PS 46-97 - A novel approach considering intra-class variability for winter wheat mapping using multi-temporal MODIS EVI images

Wednesday, August 14, 2019
Exhibit Hall, Kentucky International Convention Center
Yanjun Yang1, Bo Tao1, Demetrio Zourarakis1, Zhigang SUN2, Wei Ren1, Qingjiu Tian3 and Yawen Huang1, (1)Department of Plant & Soil Sciences, College of Agriculture, Food and Environment, University of Kentucky, Lexington, KY, (2)Institute of Geographic Sciences and Natural Resources Research, Chinese Academy of Sciences, China, (3)International Institute for Earth System Science, Nanjing University, Nanjing, China
Background/Question/Methods

Winter wheat is one of the major cereal crops. Monitoring and mapping its spatial distribution has significant implications for agriculture management, water resources utilization, and food security. Generally, winter wheat has the representative phenological stage during the growing season, which forms the unique EVI (Enhanced Vegetation Index) time series curve and differs considerably from other natural vegetation and crop types. Since early 2000, the MODIS product has become the primary dataset for satellite-based crop monitoring at large scales due to its high temporal resolution, huge observation scope, and timely availability. However, the intra-class variability of winter wheat caused by the field conditions and management might lower the mapping accuracy, which has received little attention in existing studies. In this study, we proposed a winter wheat mapping approach that integrates the characteristics of angle and distance of MODIS EVI time series and combines with the intra-class variability.
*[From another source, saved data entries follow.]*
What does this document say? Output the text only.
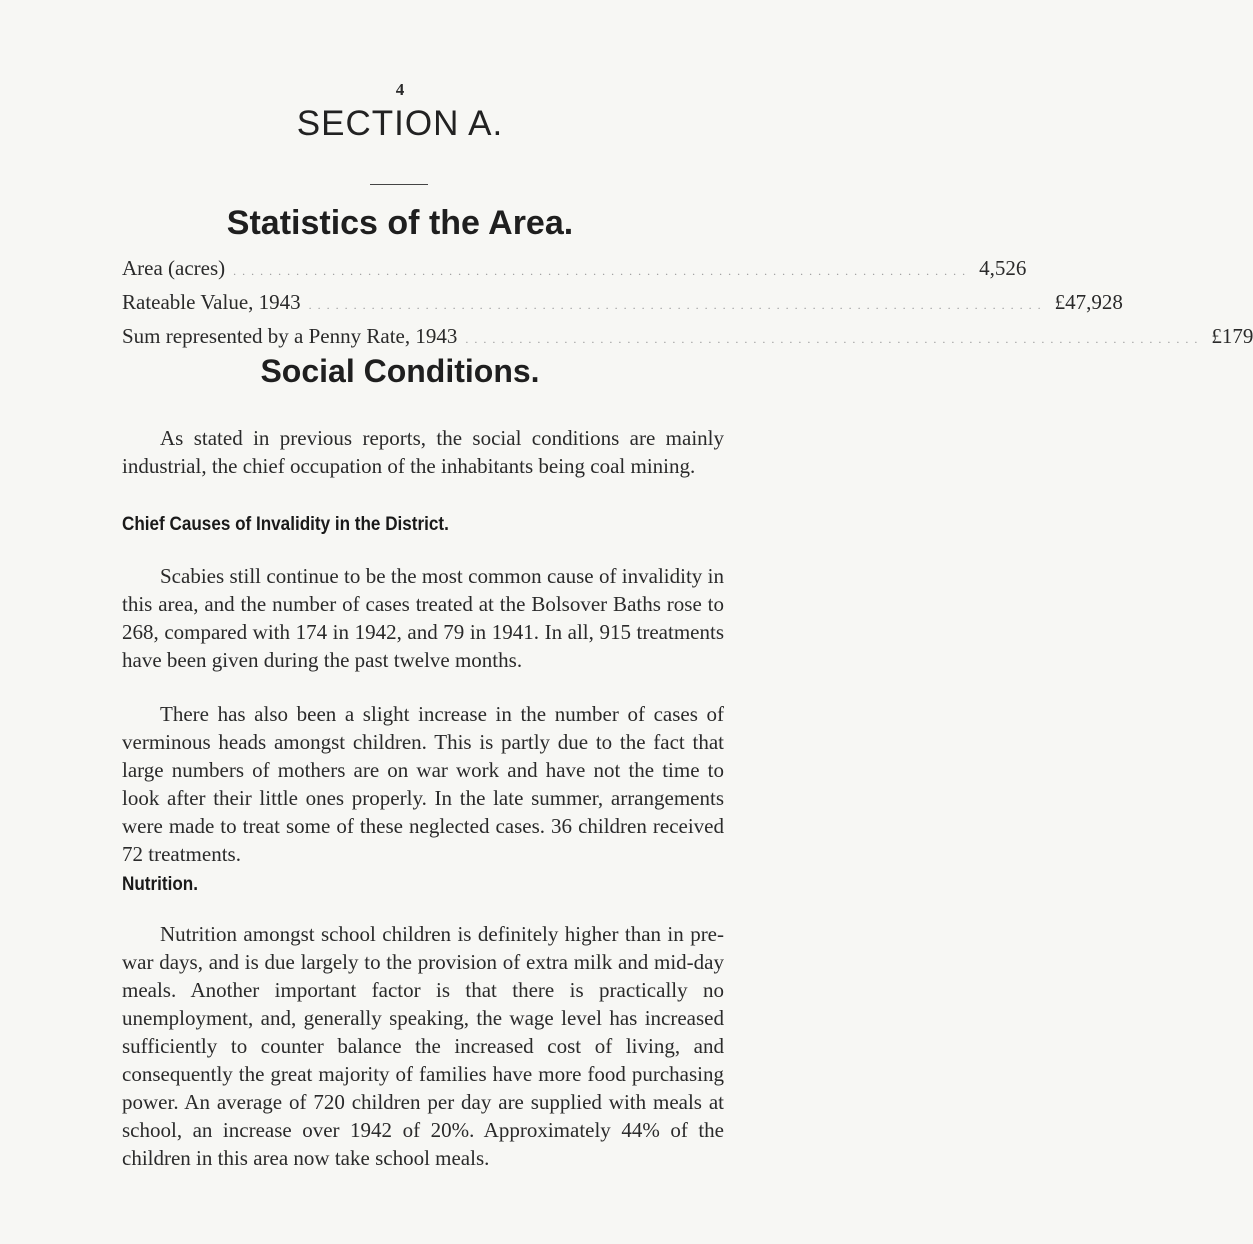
4
SECTION A.
Statistics of the Area.
Area (acres) .................................................................................. 4,526
Rateable Value, 1943 .................................................................................. £47,928
Sum represented by a Penny Rate, 1943 .................................................................................. £179
Social Conditions.

As stated in previous reports, the social conditions are mainly industrial, the chief occupation of the inhabitants being coal mining.

Chief Causes of Invalidity in the District.

Scabies still continue to be the most common cause of invalidity in this area, and the number of cases treated at the Bolsover Baths rose to 268, compared with 174 in 1942, and 79 in 1941. In all, 915 treatments have been given during the past twelve months.

There has also been a slight increase in the number of cases of verminous heads amongst children. This is partly due to the fact that large numbers of mothers are on war work and have not the time to look after their little ones properly. In the late summer, arrangements were made to treat some of these neglected cases. 36 children received 72 treatments.

Nutrition.

Nutrition amongst school children is definitely higher than in pre-war days, and is due largely to the provision of extra milk and mid-day meals. Another important factor is that there is practically no unemployment, and, generally speaking, the wage level has increased sufficiently to counter balance the increased cost of living, and consequently the great majority of families have more food purchasing power. An average of 720 children per day are supplied with meals at school, an increase over 1942 of 20%. Approximately 44% of the children in this area now take school meals.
We applied this approach in two winter wheat concentration regions, i.e., Kansas State in the U.S. and the North China Plain (NCP) region. We also analyzed the effects of landscapes structure on the accuracy of winter wheat mapping using landscape indices.

Results/Conclusions

The results were evaluated against crop-specific maps or survey data at the state/regional level, county level, and site level. The accuracies in Kansas and NCP region were 95.09% and 92.88% at the state/regional level, 90.33% and 85.00% at the site level, and 0.96 and 0.71 (R2) at the county level respectively. The comparison with other studies demonstrates that considering the intra-class variability can increase the winter wheat classification accuracy. The analysis of landscape structure showed that the approach performed better in areas with lower landscape fragmentation, which may partly explain the relatively higher accuracy of winter wheat mapping in Kansas. Our study provides a new perspective for generating multiple sub-classes as training inputs to decrease the intra-class differences for winter wheat detection based on MODIS EVI time series. The proposed approach could be applied for winter wheat mapping in other areas that ground datasets are available. A flexible framework with simple variables and fewer training samples facilitates this approach to expand to multi-crop-type mapping at large scales.